Expensive tack doesn’t make a good horse, says St. John Chrysostom. Likewise, wealth, health, and reputation don’t make a good man. All these things can be taken away, but nothing can take away real virtue.
What is the virtue of a horse? Is it to have a bridle studded with gold and straps to match, and a silk band to fasten the housing, and colorful clothes embroidered with gold thread, and headgear studded with jewels, and hair braided with gold cord? Or is it to be swift and strong in its legs, even in its paces, and to have hooves that fit a well-bred horse, and courage for long journeys and warfare, and to be calm on the battlefield, and to save its rider if there is a rout? Isn’t it obvious that these are the things that make the virtue of the horse, and not the others?

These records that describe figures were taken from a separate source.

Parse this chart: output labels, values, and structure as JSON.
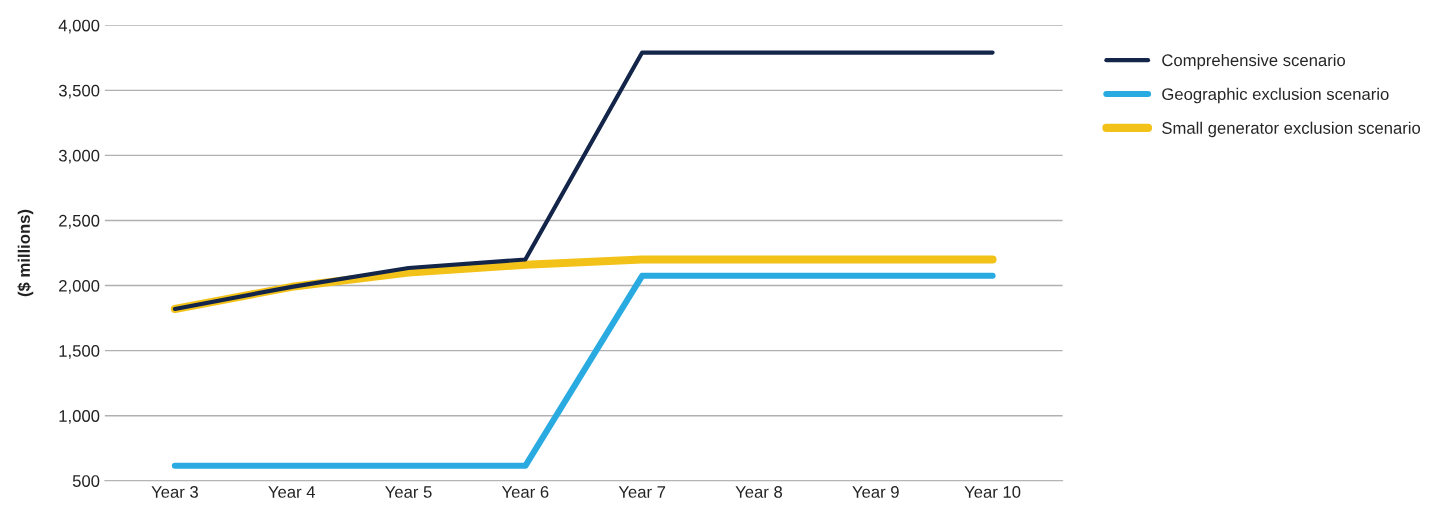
{
  "chart_data": {
    "type": "line",
    "ylabel": "($ millions)",
    "categories": [
      "Year 3",
      "Year 4",
      "Year 5",
      "Year 6",
      "Year 7",
      "Year 8",
      "Year 9",
      "Year 10"
    ],
    "series": [
      {
        "name": "Comprehensive scenario",
        "color": "#14254a",
        "values": [
          1820,
          1990,
          2135,
          2200,
          3790,
          3790,
          3790,
          3790
        ]
      },
      {
        "name": "Geographic exclusion scenario",
        "color": "#29abe2",
        "values": [
          615,
          615,
          615,
          615,
          2075,
          2075,
          2075,
          2075
        ]
      },
      {
        "name": "Small generator exclusion scenario",
        "color": "#f2c218",
        "values": [
          1820,
          1990,
          2100,
          2160,
          2200,
          2200,
          2200,
          2200
        ]
      }
    ],
    "ylim": [
      500,
      4000
    ],
    "yticks": [
      {
        "value": 500,
        "label": "500"
      },
      {
        "value": 1000,
        "label": "1,000"
      },
      {
        "value": 1500,
        "label": "1,500"
      },
      {
        "value": 2000,
        "label": "2,000"
      },
      {
        "value": 2500,
        "label": "2,500"
      },
      {
        "value": 3000,
        "label": "3,000"
      },
      {
        "value": 3500,
        "label": "3,500"
      },
      {
        "value": 4000,
        "label": "4,000"
      }
    ],
    "grid": "y",
    "legend": "right",
    "marker": "none",
    "line_style": "solid"
  }
}
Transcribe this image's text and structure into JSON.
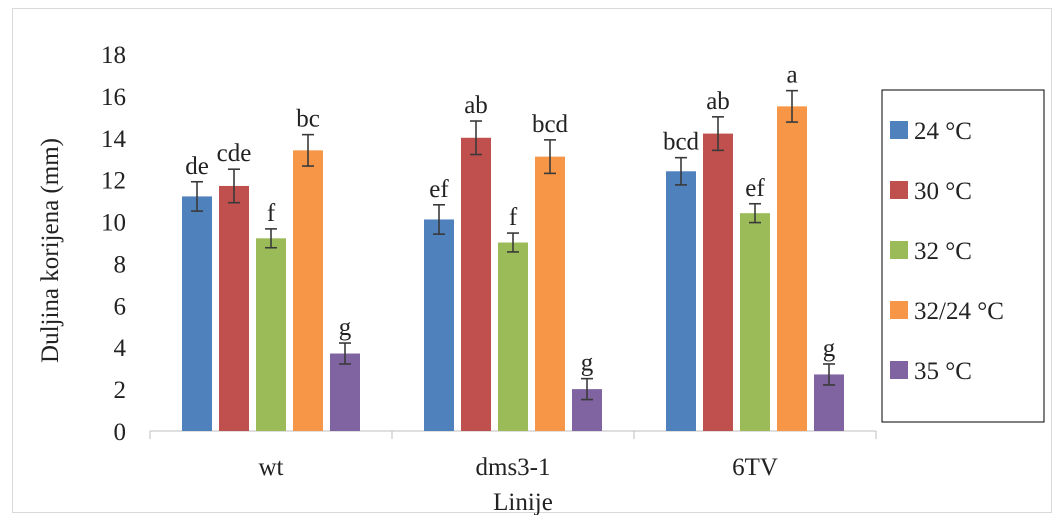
{
  "chart_data": {
    "type": "bar",
    "title": "",
    "xlabel": "Linije",
    "ylabel": "Duljina korijena (mm)",
    "ylim": [
      0,
      18
    ],
    "yticks": [
      0,
      2,
      4,
      6,
      8,
      10,
      12,
      14,
      16,
      18
    ],
    "grid": false,
    "legend": "right",
    "categories": [
      "wt",
      "dms3-1",
      "6TV"
    ],
    "series": [
      {
        "name": "24 °C",
        "color": "#4f81bd",
        "values": [
          11.2,
          10.1,
          12.4
        ],
        "errors": [
          0.7,
          0.7,
          0.65
        ],
        "letters": [
          "de",
          "ef",
          "bcd"
        ]
      },
      {
        "name": "30 °C",
        "color": "#c0504d",
        "values": [
          11.7,
          14.0,
          14.2
        ],
        "errors": [
          0.8,
          0.8,
          0.8
        ],
        "letters": [
          "cde",
          "ab",
          "ab"
        ]
      },
      {
        "name": "32 °C",
        "color": "#9bbb59",
        "values": [
          9.2,
          9.0,
          10.4
        ],
        "errors": [
          0.45,
          0.45,
          0.45
        ],
        "letters": [
          "f",
          "f",
          "ef"
        ]
      },
      {
        "name": "32/24 °C",
        "color": "#f79646",
        "values": [
          13.4,
          13.1,
          15.5
        ],
        "errors": [
          0.75,
          0.8,
          0.75
        ],
        "letters": [
          "bc",
          "bcd",
          "a"
        ]
      },
      {
        "name": "35 °C",
        "color": "#8064a2",
        "values": [
          3.7,
          2.0,
          2.7
        ],
        "errors": [
          0.5,
          0.5,
          0.5
        ],
        "letters": [
          "g",
          "g",
          "g"
        ]
      }
    ]
  }
}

And what kind of vine should we admire? One that’s covered with leaves and branches, or one loaded down with fruit? Or what kind of virtue belongs to an olive tree? Is it to have big branches and lots of leaves, or is it to have an abundance of its own fruit all over the tree?
Well, let’s look at human beings the same way. What is the virtue of a man? Not riches, so that you fear poverty. Not bodily health, so that you are afraid to get sick. Not public opinion, so that you fear a bad reputation. Not life just for its own sake, so that death is terrible to you. Not freedom, so that you avoid servitude.
No, the virtue of a man is carefulness in holding true doctrine, and righteous living. Not even the devil himself can take these things away from you if you have them, as long as you take the necessary care to guard them.
–St. John Chrysostom, No One Can Harm the Man Who Does Not Injure Himself, 3
IN GOD’S PRESENCE, CONSIDER . . .
How much of my effort goes into true doctrine and righteous living?
How much goes into riches, health, and what other people think of me?
Lord, I do not desire gold and silver, or precious stones, or gorgeous garments, but I pray only that I may find grace before you, and that you may open when I knock.